Indigenous Bunong protesters have filed a complaint to the Interior Ministry saying local officials and traders sold off nearly 20 hectares of state mountain land to Phnom Penh police chief Sar Thet and former Ratanakiri military police commander Kim Reaksmey.
The protesters asked that the land be returned and turned into a designated cultural area so local indigenous families can continue with their traditional religious practices and rotational farming in the area.
Four representatives of about 100 indigenous families in Mondulkiri province came to Phnom Penh on Tuesday to file the petition at the Interior Ministry.
A land sale letter and the families’ petition names four people as sellers — Pleun Pyin, Nhev Mao, Prak Vanna and Pyeam Yoeun — and alleges the involvement of local officials in the sales. It says the mountain land was sold in 2020, and despite a court complaint in September, no action had been taken. Instead, local people had faced threats and intimidation, it says.

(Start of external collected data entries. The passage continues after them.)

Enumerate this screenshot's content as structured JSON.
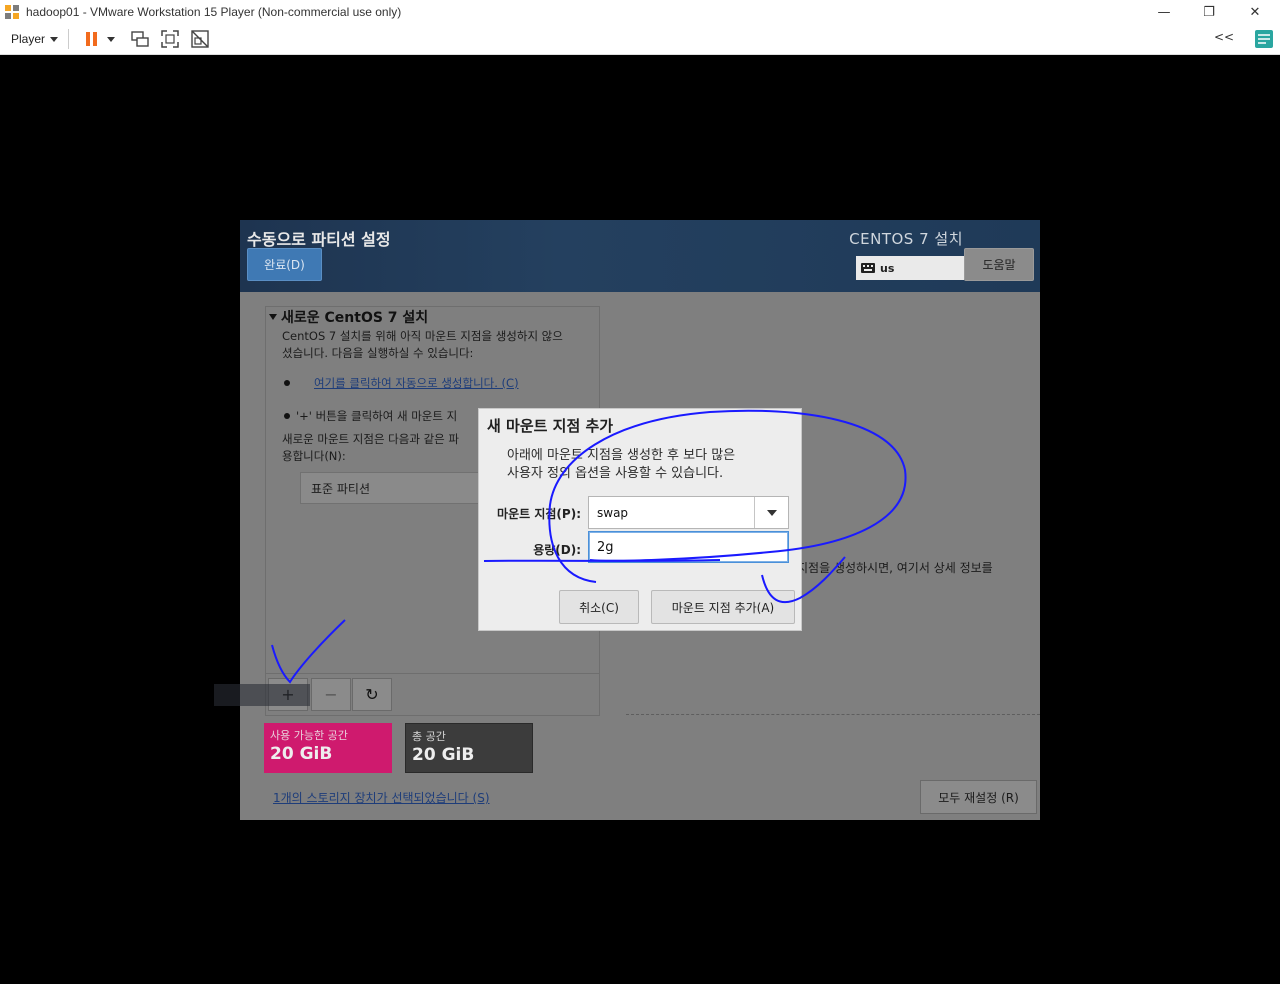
{
  "window": {
    "title": "hadoop01 - VMware Workstation 15 Player (Non-commercial use only)",
    "minimize_glyph": "—",
    "restore_glyph": "❐",
    "close_glyph": "✕"
  },
  "toolbar": {
    "player_label": "Player",
    "collapse_glyph": "<<"
  },
  "installer": {
    "title": "수동으로 파티션 설정",
    "done_button": "완료(D)",
    "product_title": "CENTOS 7 설치",
    "keyboard_layout": "us",
    "help_button": "도움말",
    "new_install": {
      "heading": "새로운 CentOS 7 설치",
      "intro_line1": "CentOS 7 설치를 위해 아직 마운트 지점을 생성하지 않으",
      "intro_line2": "셨습니다. 다음을 실행하실 수 있습니다:",
      "auto_create_link": "여기를 클릭하여 자동으로 생성합니다. (C)",
      "plus_hint": "'+' 버튼을 클릭하여 새 마운트 지",
      "scheme_line1": "새로운 마운트 지점은 다음과 같은 파",
      "scheme_line2": "용합니다(N):",
      "scheme_value": "표준 파티션"
    },
    "tool_buttons": {
      "add": "+",
      "remove": "−",
      "refresh": "↻"
    },
    "right_hint": "지점을 생성하시면, 여기서 상세 정보를",
    "available_space": {
      "label": "사용 가능한 공간",
      "value": "20 GiB",
      "color": "#cf1a6e"
    },
    "total_space": {
      "label": "총 공간",
      "value": "20 GiB",
      "color": "#3c3c3c"
    },
    "storage_link": "1개의 스토리지 장치가 선택되었습니다 (S)",
    "reset_button": "모두 재설정 (R)"
  },
  "dialog": {
    "title": "새 마운트 지점 추가",
    "desc_line1": "아래에 마운트 지점을 생성한 후 보다 많은",
    "desc_line2": "사용자 정의 옵션을 사용할 수 있습니다.",
    "mount_point_label": "마운트 지점(P):",
    "mount_point_value": "swap",
    "capacity_label": "용량(D):",
    "capacity_value": "2g",
    "cancel_button": "취소(C)",
    "add_button": "마운트 지점 추가(A)"
  },
  "colors": {
    "annotation_ink": "#1a1aff",
    "header_bg": "#1f3a58",
    "dim_overlay": "#7f7f7f"
  }
}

It also names Phnom Penh Municipal Police chief Sar Thet as the buyer of 11 hectares, and former Ratanakiri military police commander Kim Reaksmey as the buyer of 7 hectares. Reaksmey was fired in 2019 after social media users asked questions about his lavish gifts of $100,000 each in cash to five children at a wedding, and a large house apparently made of luxury timber, according to the Phnom Penh Post.
Neither Thet nor Reaksmey could be reached for comment.
Pyin, one of the alleged sellers, denied that she was involved in a land sale or that she knew Reaksmey.
Interior Ministry spokesman Phat Sophanit said he had received the indigenous people’s letter, and it would be reviewed.
“The next procedure is that we will send it to the general department of expertise to examine this case. Therefore, I cannot provide information or make a judgment on this case at this time,” he said.
Mop Chhing, one of the families’ representatives who came to Phnom Penh, said the families in Sen Monorom city’s Romnea commune wanted Interior Minister Sar Kheng to take back the two mountain areas as state property and preserve them as a cultural area for ethnic minorities so they can continue farming as usual.
“Do not allow it to be lost like that. If we can create a cultural village, we can earn money from tourists who stay there, and we can sell things like woven krama and bananas. We can earn money to support our community. I urge him to help resolve this issue as soon as possible so that it does not last long. And if it is not resolved, it has a lot of impact,” Chhing said.
Kroeung Tola, a coordinator for the Mondulkiri Indigenous Community Network, said the government should reclaim the land and take legal action against those who sold it.
“I think the law must be enforced, and there must be punishment, because those who sell mountain land, by the law, could face imprisonment of up to five years,” he said, citing the Land Law and its ban on trading state land as long as there is public interest in it.